As an interreligious leader and professor of comparative religion, this Rabbi speaks to the universal truths of the Scripture and theology of the Scientology religion and Scientology Founder L. Ron Hubbard. He conveys his sentiments of the Church and its members, stating “It’s filled with people… who want to leave the world in a better place” and who are “dedicated to affirming the right of an individual to exist safely, plus be drug- and intoxicant-free.” He further speaks to the Church’s “force, its vision and its dogged-relentlessness,” entreating Scientologists to follow the example of the religion’s founder and continue their work “until good is everywhere.”


I take L. Ron Hubbard’s work seriously as religious literature. I look at it theologically the same way I would look at the various denominations within Judaism, the various denominations of Christianity—so I look at it seriously.
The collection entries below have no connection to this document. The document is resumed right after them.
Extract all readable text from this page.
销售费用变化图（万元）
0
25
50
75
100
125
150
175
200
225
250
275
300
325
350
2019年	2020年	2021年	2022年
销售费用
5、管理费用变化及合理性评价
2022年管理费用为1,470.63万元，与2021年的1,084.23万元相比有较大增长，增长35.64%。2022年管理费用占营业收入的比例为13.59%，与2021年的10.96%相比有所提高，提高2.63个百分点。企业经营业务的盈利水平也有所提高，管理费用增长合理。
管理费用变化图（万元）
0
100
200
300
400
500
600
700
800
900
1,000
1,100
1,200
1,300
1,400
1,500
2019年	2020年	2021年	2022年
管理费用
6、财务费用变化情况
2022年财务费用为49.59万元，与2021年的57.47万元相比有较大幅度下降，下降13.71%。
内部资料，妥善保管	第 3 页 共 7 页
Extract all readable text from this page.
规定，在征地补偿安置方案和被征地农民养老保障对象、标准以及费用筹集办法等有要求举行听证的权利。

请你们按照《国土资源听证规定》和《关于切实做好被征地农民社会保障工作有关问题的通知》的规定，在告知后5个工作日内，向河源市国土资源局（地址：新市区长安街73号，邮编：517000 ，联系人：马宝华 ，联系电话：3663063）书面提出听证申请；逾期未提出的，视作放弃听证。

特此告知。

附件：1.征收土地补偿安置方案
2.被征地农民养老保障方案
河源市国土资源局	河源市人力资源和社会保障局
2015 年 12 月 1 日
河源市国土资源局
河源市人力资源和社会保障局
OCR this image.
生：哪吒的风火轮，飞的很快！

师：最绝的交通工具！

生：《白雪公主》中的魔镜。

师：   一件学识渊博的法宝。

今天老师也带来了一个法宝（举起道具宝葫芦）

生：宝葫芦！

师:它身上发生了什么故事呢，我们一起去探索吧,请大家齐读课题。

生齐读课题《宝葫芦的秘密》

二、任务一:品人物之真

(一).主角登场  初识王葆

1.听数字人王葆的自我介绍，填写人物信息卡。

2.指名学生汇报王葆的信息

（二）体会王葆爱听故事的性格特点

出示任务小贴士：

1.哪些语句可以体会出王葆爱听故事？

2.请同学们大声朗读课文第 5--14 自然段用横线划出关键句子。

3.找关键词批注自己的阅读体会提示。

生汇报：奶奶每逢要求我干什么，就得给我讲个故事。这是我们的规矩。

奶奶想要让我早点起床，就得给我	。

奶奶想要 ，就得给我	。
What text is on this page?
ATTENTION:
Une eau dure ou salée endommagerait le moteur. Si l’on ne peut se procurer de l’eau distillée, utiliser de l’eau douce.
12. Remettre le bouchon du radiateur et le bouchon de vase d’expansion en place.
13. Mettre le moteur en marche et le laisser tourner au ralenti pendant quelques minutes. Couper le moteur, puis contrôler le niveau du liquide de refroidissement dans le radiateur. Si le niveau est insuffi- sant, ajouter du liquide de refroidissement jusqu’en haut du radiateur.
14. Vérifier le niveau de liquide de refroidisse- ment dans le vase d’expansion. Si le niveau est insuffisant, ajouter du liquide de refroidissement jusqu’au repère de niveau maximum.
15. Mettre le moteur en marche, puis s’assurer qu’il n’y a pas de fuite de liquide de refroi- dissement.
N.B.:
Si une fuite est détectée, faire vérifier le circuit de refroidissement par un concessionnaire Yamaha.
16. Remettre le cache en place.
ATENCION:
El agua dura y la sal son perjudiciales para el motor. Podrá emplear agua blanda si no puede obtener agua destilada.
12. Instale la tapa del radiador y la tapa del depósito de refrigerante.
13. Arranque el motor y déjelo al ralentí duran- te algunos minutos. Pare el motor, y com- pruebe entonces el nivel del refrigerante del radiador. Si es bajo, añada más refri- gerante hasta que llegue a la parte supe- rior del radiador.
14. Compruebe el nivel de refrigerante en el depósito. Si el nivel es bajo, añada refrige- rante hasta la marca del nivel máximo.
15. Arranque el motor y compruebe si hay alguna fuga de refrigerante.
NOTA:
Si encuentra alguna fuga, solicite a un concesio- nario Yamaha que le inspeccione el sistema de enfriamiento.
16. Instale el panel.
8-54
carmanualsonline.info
There is no doubt in me that it contains enormous universal truth and it is framed in a way that is very unusual because it is modern and it draws on knowledge from the early twentieth century on. And it has put it together and structured it in a way that it’s very, very easy for people to get, and is not just for the people who don’t have a formal education. Whether you have a formal education or whether you have an academic, the question is, can the knowledge reach your heart?

He happens to have an enormous gift for structuring knowledge. I’ve never quite seen it in anyone. And his literature has wonderful things in it that I would really recommend that people take seriously as theology.

This is a very, very unique, unique church. It’s a modern church. It hasn’t been in existence many years. It doesn’t have some of the trappings of the older churches. You don’t have to work through it the same way.

So giving people here an opportunity to look at the spiritual phenomenon through different eyes, contemporary eyes, without the baggage and the guilt from the past, I think that’s an incredibly important thing in a community which has to undergo a tremendous renovation to catch up with itself.

This church has spread, in centers and churches, in fifty something years, faster than Christendom. It’s an amazing phenomenon that could never have taken place without the technologies that we have. It’s just a phenomenon. I think honestly all good social movements need to learn from the Church of Scientology and how they communicate.

It’s filled with people. Good people, caring people, loving people—people who want to leave the world in a better place. That’s what I do, I wake up in the morning, that’s what I live for and that’s what I get back from working with the Church of Scientology. They are bountifully energetic, unrelenting, caring and it gives me hope that I don’t have to do it all, that I don’t have to be the only lone ranger. That I have friends, that I have family, that I have spiritual brethren and sisters who are working with me. That’s an incredible feeling.

And in terms of what Scientology offers, it’s really important. I do work with Scientology on international human rights and there are human rights issues right here in terms of violations of people’s sanctity, of self—which we commonly call violence. There’s also a drug problem and Scientology is in the forefront of making sure people are drug-free. So it’s really significant that this kind of church that’s dedicated to affirming the right of an individual to exist safely, plus be drug- and toxin-free. It’s really an excellent thing to put right here on 125th Street.

Where there are people doing good, the presence of God is there. Please do good. That’s all I want Scientology to do. Take its force, its vision, its dogged relentlessness and don’t stop until good is everywhere. That’s the gift I believe that L. Ron Hubbard was teaching the entire world.